Do Slive Comments Signal the End of Auburn-Georgia?
If you are of a certain age, you remember how big the Oklahoma-Nebraska rivalry used to be in the Midwest. Once thought untouchable, the game is now a distant memory. Like that series, conference realignment threatens to kill the Deep South’s Oldest Rivalry.
SEC Commissioner Mike Slive made headlines on Monday when he announced that a decision would be made next month on whether the league would move to a nine-game conference schedule. Such a move could potentially mean the end of rivalries like Auburn-Georgia and Alabama-Tennessee.
“Last spring in Destin (Fla.), our presidents said to us, ‘Study the formats and we want a decision in time for the 2016 season,’ which is now,” Slive said. “So we’ve been working on that since then.”
The formats being studied include:
Eight-game league schedule with permanent crossover rivalries
Eight-game league schedule without permanent crossover rivalries
Nine-game league schedule with permanent crossover rivalries
Nine-game league schedule without permanent crossover rivalries
While nothing is certain, most believe a nine-game slate is likely. With the college football playoff beginning this year, there is pressure on schools to play quality opponents.

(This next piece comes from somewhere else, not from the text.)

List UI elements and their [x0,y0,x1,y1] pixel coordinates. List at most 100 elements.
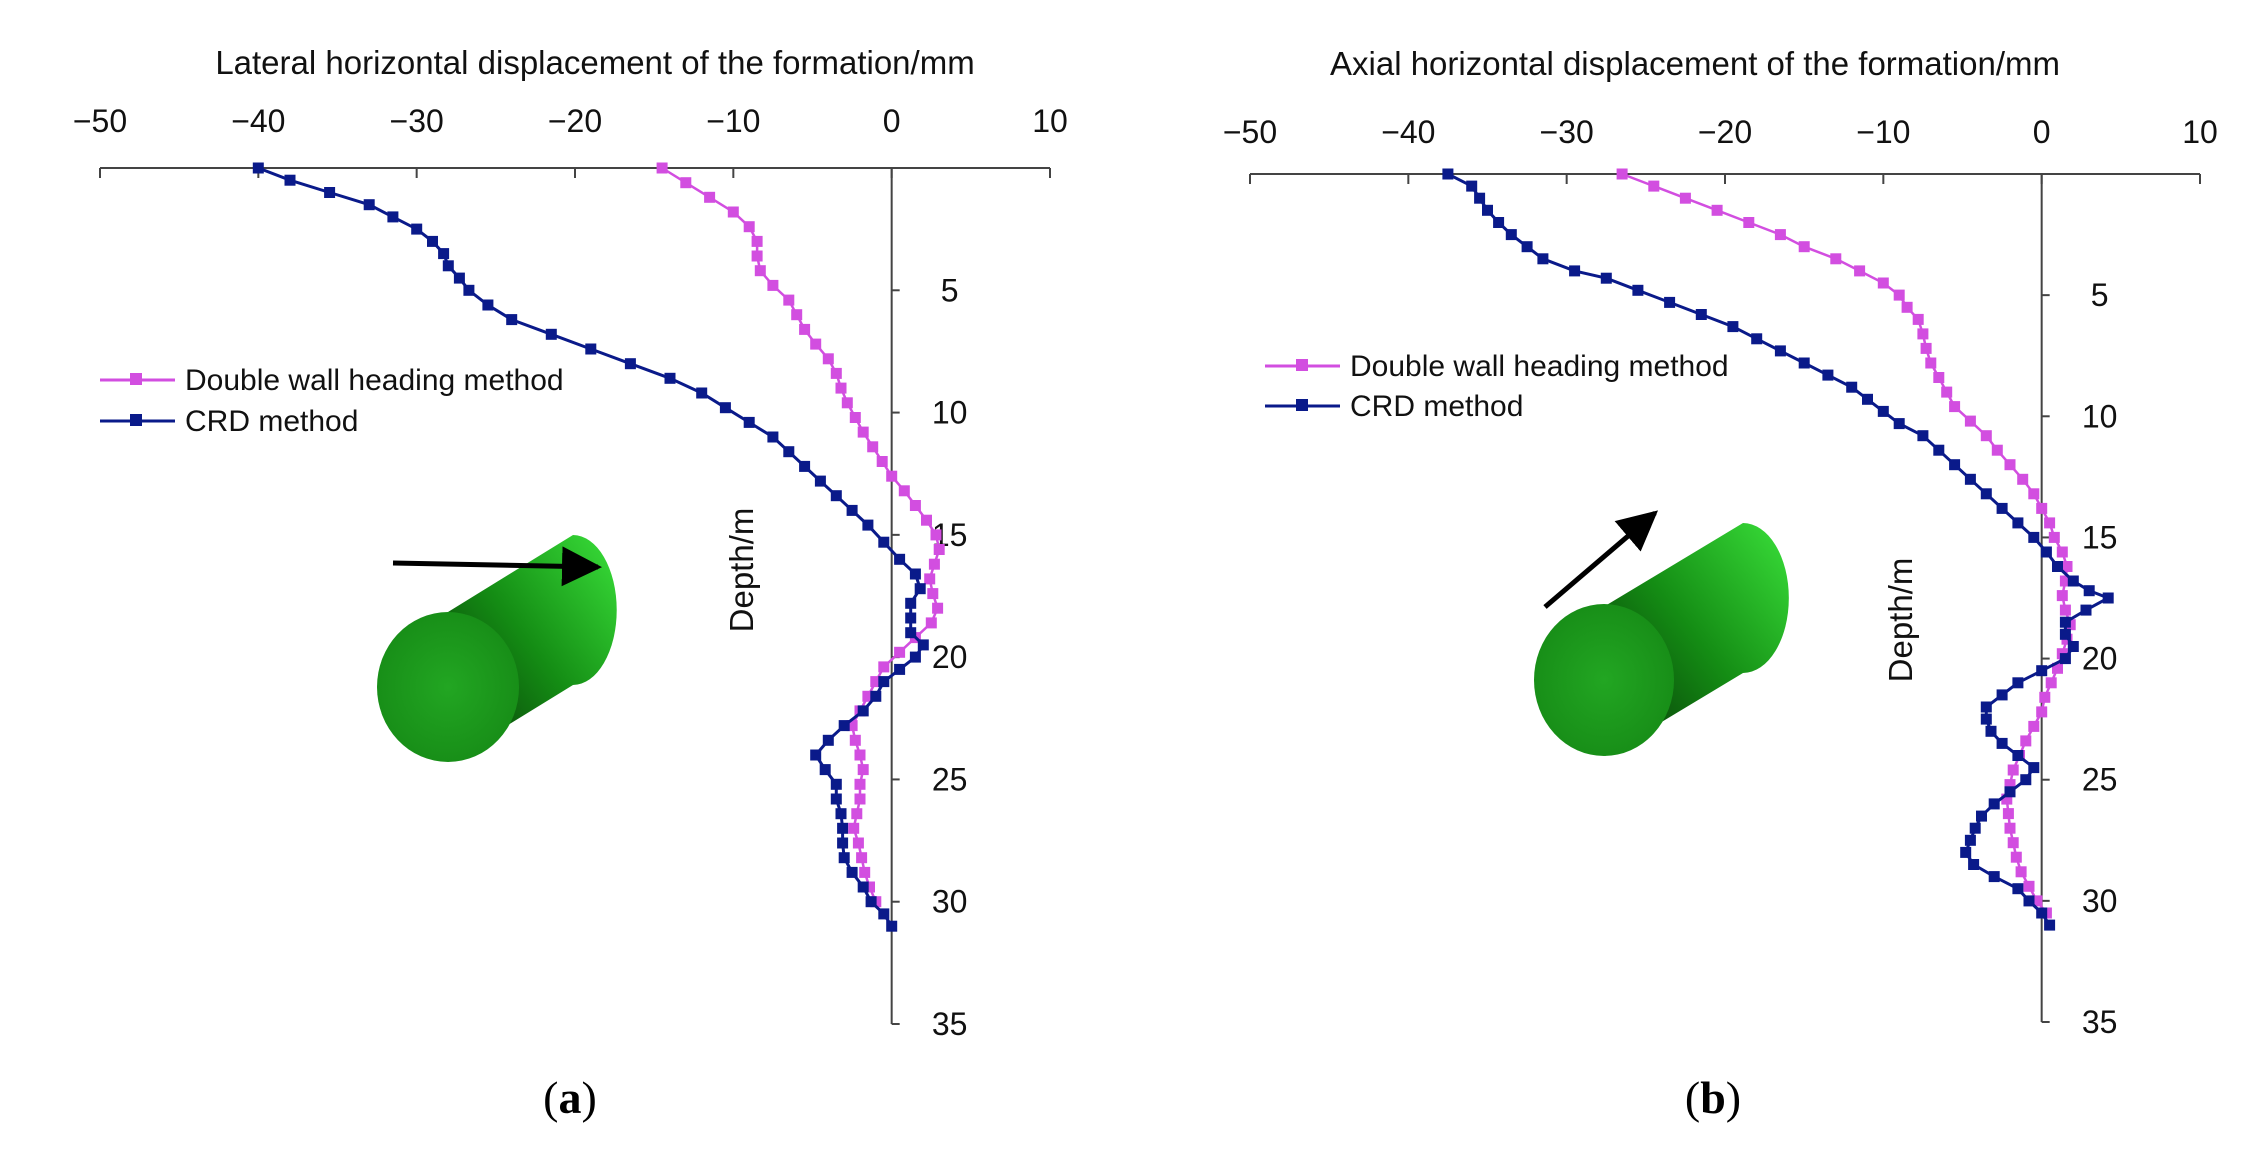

Adding an extra conference game would accomplish that for most teams. The discussion centers on how to fairly schedule the three out-of-division games. While Auburn falls in the group pushing for a permanent crossover opponent, others like LSU favor a round-robin approach.
Conventional wisdom says that Auburn, Alabama, Georgia and Tennessee should have enough clout to maintain the one permanent game. But don’t be so sure. With 14 teams now involved in the decision, anything is possible. There has been a lot of talk about an unbalanced schedule rotation if these traditional rivalries are left in place.
“We tell them that all of the formats — every one of them — has a series of advantages and disadvantages,” Slive said. “There’s no one that lines up with all advantages and there’s no one that lines up with all disadvantages. So people are going to have to make a decision knowing that whatever decision they make is going to have some advantages and some disadvantages.”
The Pac-12 and Big 12 have already moved to a nine-game conference schedule and the Big 10 will do so in 2016. Another factor in moving to the new format is the formation of conference television networks. The SEC Network is launching in August and the idea of one extra league game is appealing to both ESPN and the conference.
Another option on the table is to stick with the current eight-game format and enter into an agreement with another conference to match up schools from those leagues. The ACC has already floated the idea with the SEC.
Slive said a decision will be made no later than the end of May. Let’s hope Georgia doesn’t go the way of Tennessee and Florida on Auburn’s schedule.